De rechtbank acht voorts van betekenis dat verweerder voor de gemaakte fout eiseres heeft gecompenseerd door haar in schaal 12 twee extra periodieken toe te kennen.
Gelet op het voorgaande is de rechtbank van oordeel dat verweerder in redelijkheid heeft kunnen terugkomen op de door hem gedane toezegging.
17.5
Wat betreft de informatieverstrekking stelt de rechtbank vast dat bij brief van 2 september 2013 de directeur Gevangeniswezen, de directeuren van de penitentiaire inrichtingen heeft geïnformeerd over de vaststelling van het functielandschap bij de PPC’s. In de functielijst staat vermeld dat de functie van behandelcoördinator, functietypering Functie Gebouw Rijk (FGR) Medicus/gedragswetenschapper, is gewaardeerd op schaal 12 van het BBRA. Hiermee is formeel vastgesteld dat de functie in schaal 12 is gewaardeerd.
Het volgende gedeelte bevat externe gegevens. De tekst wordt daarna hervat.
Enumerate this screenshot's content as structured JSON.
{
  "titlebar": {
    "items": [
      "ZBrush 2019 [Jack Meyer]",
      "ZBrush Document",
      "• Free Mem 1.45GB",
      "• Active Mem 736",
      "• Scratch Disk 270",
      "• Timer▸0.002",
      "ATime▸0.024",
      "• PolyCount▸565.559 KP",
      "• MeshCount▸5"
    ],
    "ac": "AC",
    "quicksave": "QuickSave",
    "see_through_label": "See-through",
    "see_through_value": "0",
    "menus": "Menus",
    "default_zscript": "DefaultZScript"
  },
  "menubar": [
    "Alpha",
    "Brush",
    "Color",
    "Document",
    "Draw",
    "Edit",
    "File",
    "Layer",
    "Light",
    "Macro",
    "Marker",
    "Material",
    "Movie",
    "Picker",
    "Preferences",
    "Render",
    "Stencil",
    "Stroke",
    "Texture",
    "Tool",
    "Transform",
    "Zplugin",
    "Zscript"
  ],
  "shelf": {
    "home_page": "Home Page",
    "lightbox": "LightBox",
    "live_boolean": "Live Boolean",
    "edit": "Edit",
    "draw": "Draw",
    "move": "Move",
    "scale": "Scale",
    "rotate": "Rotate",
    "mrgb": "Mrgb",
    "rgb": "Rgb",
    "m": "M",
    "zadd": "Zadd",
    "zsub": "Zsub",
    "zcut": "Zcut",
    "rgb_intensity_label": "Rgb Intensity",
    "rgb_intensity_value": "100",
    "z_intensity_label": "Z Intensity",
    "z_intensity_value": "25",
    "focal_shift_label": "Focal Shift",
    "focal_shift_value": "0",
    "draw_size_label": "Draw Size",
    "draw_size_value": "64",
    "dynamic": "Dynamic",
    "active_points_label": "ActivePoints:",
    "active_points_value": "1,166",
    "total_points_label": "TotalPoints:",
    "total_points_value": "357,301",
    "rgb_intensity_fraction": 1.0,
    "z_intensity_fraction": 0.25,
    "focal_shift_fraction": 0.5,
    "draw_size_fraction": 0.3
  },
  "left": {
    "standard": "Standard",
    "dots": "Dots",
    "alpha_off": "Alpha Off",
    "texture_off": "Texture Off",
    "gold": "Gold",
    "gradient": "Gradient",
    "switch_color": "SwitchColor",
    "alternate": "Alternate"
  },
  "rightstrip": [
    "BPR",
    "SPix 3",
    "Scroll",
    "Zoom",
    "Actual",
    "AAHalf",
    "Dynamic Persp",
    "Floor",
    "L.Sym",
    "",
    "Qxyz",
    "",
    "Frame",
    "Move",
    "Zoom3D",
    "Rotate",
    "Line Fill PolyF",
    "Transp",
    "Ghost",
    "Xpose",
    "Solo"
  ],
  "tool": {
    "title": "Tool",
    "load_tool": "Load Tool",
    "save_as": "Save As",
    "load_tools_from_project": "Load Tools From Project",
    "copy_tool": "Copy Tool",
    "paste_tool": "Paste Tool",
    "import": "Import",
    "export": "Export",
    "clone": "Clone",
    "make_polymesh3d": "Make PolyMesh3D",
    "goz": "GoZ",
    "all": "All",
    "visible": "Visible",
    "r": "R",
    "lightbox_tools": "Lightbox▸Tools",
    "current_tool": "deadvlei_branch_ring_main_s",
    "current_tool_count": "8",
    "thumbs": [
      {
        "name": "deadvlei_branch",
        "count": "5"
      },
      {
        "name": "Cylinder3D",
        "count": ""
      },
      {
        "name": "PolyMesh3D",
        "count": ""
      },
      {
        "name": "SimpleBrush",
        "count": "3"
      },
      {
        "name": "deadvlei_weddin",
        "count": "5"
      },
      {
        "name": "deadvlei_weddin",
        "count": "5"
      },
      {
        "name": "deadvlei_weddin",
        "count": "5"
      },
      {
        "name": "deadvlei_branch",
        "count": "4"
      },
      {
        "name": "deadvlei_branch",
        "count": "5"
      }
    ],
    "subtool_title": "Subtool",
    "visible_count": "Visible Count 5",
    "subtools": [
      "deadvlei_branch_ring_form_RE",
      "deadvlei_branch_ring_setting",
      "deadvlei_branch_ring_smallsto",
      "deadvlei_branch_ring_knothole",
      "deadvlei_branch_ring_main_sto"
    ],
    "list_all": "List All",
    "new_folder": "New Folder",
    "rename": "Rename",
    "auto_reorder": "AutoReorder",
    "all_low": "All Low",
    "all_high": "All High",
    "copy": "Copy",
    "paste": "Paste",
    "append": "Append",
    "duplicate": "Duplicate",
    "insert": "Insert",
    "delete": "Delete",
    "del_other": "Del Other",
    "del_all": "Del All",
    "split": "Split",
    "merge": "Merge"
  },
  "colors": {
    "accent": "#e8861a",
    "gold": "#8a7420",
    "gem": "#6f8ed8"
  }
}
Vast staat dat die informatie pas later op intranet is aangepast. Dat er op intranet enige tijd onjuiste informatie heeft gestaan over de waardering van de functie behandelcoördinator is echter niet zodanig zwaarwegend dat verweerder reeds daarom gehouden zou zijn om de op die onjuiste informatie gebaseerde toezegging gestand te doen. Hierbij neemt de rechtbank ook in aanmerking dat eiseres eigenlijk al in juli 2014, toen de vacature van behandelcoördinator schaal 12 bekend werd gemaakt, had kunnen vermoeden dat aan haar in maart 2014 onjuiste informatie over de waardering van die functie was verstrekt.
17.6
Het beroep van eiseres op het gelijkheidsbeginsel kan niet slagen nu eiseres niet concreet heeft onderbouwd in welke gevallen verweerder na 1 september 2013 medewerkers heeft benoemd in de functie behandelcoördinator en heeft bevorderd naar schaal 13.
18. Het beroep is ongegrond.
19. Voor een proceskostenveroordeling bestaat geen aanleiding.

Beslissing

De rechtbank verklaart het beroep ongegrond.
Deze uitspraak is gedaan door mr. B. Meijer, rechter, in aanwezigheid van mr. B.J. Platenburg, griffier. De beslissing is in het openbaar uitgesproken op 31 maart 2016.

Rechtsmiddel

Tegen deze uitspraak kan binnen zes weken na de dag van verzending daarvan hoger beroep worden ingesteld bij de Centrale Raad van Beroep. Als hoger beroep is ingesteld, kan bij de voorzieningenrechter van de hogerberoepsrechter worden verzocht om het treffen van een voorlopige voorziening of om het opheffen of wijzigen van een bij deze uitspraak getroffen voorlopige voorziening.